Extensibility Guide
Codestory CLI is designed to be highly extensible, particularly in how it understands different programming languages. This guide explains how to add support for new languages or customize existing ones using tree-sitter queries.
Language Configuration
Semantic grouping relies on tree-sitter to parse code and identify logical units (scopes) and identifiers. Each language's behavior is defined in a JSON configuration.
Configuration Schema
A language configuration entry consists of several key components:
{
"language_name": {
"root_node_name": "module",
"shared_token_queries": {
"identifier_class": {
"general_queries": ["((identifier) @placeholder)"],
"definition_queries": [
"(assignment left: (identifier) @placeholder)",
"(function_definition name: (identifier) @placeholder)"
]
}
},
"scope_queries": {
"named_scope": [
"((function_definition name: (identifier) @placeholder.name) @placeholder)",
"((class_definition name: (identifier) @placeholder.name) @placeholder)"
]
},
"comment_queries": ["((comment) @placeholder)"],
"share_tokens_between_files": true
}
}
Key Fields
root_node_name
The name of the top-level node in the tree-sitter grammar (e.g., module for Python, program for JavaScript).
shared_token_queries
Used to track identifiers across the codebase.
-
general_queries: Matches all occurrences of identifiers. -
definition_queries: Matches only where an identifier is being defined or assigned.
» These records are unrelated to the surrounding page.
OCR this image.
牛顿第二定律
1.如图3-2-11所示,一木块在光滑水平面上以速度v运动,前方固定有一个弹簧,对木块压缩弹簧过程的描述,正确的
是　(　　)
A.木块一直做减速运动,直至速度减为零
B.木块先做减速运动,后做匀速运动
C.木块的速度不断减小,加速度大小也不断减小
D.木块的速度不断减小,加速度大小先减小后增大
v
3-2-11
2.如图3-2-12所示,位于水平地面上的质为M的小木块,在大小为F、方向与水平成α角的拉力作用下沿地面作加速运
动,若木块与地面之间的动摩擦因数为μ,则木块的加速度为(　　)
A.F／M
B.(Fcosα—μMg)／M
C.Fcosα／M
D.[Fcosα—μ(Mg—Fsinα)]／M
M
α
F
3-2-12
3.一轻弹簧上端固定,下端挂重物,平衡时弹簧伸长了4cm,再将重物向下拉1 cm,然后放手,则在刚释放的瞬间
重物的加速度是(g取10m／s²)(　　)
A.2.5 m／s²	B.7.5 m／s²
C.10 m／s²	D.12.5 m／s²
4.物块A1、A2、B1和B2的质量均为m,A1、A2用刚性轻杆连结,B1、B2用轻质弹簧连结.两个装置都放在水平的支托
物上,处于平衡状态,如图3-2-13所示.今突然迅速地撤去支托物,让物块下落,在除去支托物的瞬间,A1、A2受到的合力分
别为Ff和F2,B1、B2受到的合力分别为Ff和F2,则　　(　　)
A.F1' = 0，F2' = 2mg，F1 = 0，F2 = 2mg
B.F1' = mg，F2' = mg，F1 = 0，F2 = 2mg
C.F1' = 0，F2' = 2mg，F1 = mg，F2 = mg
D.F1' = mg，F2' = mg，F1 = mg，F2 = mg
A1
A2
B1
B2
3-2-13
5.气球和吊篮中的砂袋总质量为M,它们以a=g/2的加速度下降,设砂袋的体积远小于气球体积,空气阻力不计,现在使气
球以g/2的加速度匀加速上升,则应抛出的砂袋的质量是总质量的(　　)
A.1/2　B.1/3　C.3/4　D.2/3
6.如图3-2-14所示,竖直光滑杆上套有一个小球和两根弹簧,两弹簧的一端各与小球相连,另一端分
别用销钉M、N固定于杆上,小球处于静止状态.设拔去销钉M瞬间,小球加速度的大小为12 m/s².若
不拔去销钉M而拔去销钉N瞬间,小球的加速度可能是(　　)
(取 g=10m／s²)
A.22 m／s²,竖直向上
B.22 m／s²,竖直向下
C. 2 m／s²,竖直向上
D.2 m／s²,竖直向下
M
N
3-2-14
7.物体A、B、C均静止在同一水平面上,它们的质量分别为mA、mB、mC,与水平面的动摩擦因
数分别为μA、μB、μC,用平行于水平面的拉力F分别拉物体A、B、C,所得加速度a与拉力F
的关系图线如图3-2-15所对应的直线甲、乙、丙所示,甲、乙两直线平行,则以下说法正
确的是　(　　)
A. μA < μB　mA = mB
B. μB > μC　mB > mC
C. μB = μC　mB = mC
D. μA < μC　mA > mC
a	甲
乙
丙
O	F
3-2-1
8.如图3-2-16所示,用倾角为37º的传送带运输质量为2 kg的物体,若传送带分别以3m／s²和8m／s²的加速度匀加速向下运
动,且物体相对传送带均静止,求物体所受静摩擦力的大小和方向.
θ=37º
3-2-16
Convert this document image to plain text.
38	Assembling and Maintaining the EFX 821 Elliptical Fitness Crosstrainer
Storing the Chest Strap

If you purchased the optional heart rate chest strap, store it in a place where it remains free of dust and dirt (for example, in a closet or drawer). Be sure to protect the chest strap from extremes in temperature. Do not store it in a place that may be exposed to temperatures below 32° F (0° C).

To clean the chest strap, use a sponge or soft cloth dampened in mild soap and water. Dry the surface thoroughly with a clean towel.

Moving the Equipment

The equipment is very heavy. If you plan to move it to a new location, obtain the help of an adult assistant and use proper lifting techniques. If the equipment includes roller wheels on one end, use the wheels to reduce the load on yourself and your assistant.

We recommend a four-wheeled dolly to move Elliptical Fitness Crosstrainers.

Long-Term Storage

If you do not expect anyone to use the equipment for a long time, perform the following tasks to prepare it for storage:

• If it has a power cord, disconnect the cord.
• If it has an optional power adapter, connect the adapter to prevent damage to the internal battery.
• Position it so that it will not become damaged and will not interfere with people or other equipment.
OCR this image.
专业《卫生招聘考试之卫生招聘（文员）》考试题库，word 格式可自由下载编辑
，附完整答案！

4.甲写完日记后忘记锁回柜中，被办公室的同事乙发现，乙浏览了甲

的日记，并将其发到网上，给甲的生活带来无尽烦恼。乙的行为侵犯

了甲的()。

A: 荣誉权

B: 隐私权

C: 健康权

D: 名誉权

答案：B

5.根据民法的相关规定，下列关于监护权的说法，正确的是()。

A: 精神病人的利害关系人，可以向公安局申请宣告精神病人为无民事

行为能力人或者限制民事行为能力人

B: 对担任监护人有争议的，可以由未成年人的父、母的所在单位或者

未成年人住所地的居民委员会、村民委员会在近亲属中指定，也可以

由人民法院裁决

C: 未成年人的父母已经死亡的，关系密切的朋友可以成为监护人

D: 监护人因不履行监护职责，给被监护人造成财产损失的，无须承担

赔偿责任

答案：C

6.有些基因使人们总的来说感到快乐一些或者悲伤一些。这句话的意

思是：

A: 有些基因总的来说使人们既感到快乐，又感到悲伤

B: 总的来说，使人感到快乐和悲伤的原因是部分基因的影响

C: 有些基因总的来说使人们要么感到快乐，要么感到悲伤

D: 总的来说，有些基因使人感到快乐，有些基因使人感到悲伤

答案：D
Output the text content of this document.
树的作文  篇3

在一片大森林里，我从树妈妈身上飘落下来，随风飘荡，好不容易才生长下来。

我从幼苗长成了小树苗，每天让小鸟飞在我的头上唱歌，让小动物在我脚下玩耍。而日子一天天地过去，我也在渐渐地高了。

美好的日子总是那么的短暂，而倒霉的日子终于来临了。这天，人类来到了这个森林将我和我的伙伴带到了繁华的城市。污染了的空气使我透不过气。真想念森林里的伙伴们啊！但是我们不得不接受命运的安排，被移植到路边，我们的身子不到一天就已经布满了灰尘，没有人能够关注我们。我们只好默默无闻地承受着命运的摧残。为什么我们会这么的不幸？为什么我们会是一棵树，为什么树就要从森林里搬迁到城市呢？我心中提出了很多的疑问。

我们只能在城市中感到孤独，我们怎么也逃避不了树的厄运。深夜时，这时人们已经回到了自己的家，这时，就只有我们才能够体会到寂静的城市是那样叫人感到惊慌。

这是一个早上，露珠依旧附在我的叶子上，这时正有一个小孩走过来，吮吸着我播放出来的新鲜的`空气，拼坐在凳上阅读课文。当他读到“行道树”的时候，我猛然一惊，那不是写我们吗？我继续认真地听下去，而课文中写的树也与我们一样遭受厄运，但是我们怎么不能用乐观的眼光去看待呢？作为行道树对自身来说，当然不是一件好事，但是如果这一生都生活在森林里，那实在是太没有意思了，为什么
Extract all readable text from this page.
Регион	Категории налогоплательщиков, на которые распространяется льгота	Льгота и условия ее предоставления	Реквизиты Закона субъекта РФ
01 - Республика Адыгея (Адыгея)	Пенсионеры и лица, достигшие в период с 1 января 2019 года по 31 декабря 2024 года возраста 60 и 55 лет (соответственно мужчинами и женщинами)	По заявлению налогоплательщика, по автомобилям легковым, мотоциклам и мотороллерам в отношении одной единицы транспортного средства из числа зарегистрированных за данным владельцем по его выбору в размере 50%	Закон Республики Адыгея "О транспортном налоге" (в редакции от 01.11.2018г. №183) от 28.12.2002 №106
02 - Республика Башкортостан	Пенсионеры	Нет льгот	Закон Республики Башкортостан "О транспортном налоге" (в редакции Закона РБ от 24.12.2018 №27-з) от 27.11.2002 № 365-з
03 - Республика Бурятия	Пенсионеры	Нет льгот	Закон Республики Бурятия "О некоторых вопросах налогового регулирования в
This is crucial for building a dependency graph of changes.
scope_queries
Defines what constitutes a "logical block" of code.
named_scope: Matches nodes like functions, classes, or methods. The@placeholder.namecapture should point to the identifier of the scope, while@placeholdercaptures the entire block.
comment_queries
Identifies comments and docstrings. These are linked to other code changes as context.
share_tokens_between_files
A boolean (true or false). If true, an identifier defined in one file can be linked to its usage in another file, allowing Codestory CLI to group cross-file changes logically.
tree-sitter Queries
Codestory CLI uses the standard tree-sitter query syntax. You can test your queries using the tree-sitter CLI or online playgrounds.
Captures
-
@placeholder: The primary capture for identifiers or scopes. -
@placeholder.name: Specifically for the name of a scope (used innamed_scope).
Example: Python Function Definition
((function_definition
name: (identifier) @placeholder.name) @placeholder)
This query captures the entire function_definition node as the scope, and specifically identifies the identifier as the name of that scope.
Adding a New Language
-
Identify the Grammar: Ensure the language is supported by
tree-sitter-language-pack. -
Define Queries: Write queries for identifiers, definitions, and scopes.
-
Create JSON: Wrap your queries in the configuration format shown above.
-
Test: Run
cstwith the--custom-language-configflag.
cst --custom-language-config ./my-lang.json commit
Different ways to use custom configurations
Temporary Usage
# Use custom config for a single command
cst --custom-language-config /path/to/my_languages.json commit
Permanent Configuration
# Set custom config globally
cst config custom_language_config "/path/to/my_languages.json" --scope global
# Set custom config for current repository
cst config custom_language_config "/path/to/my_languages.json"
Debugging Language Configurations
Enable verbose logging to see how your language configuration is being used:
cst -v [command]
Best Practices
-
Test Thoroughly: Test your configuration on various code patterns.
-
Use Specific Queries: Make queries as specific as possible to avoid false matches.
-
Handle Edge Cases: Consider different declaration styles (arrow functions, decorators, etc.).
-
Handle AST Structure: Use tree-sitter tools to inspect the actual AST structure.
-
Start Simple: Begin with basic identifier and scope queries, then expand.
Contributing Language Support
If you add support for a new language:
-
Test on multiple codebases.
-
Follow the existing JSON structure.
-
Consider submitting a pull request to the main Codestory CLI repository.
The language configuration files are located in src/codestory/resources/language_config.json in the Codestory CLI source code.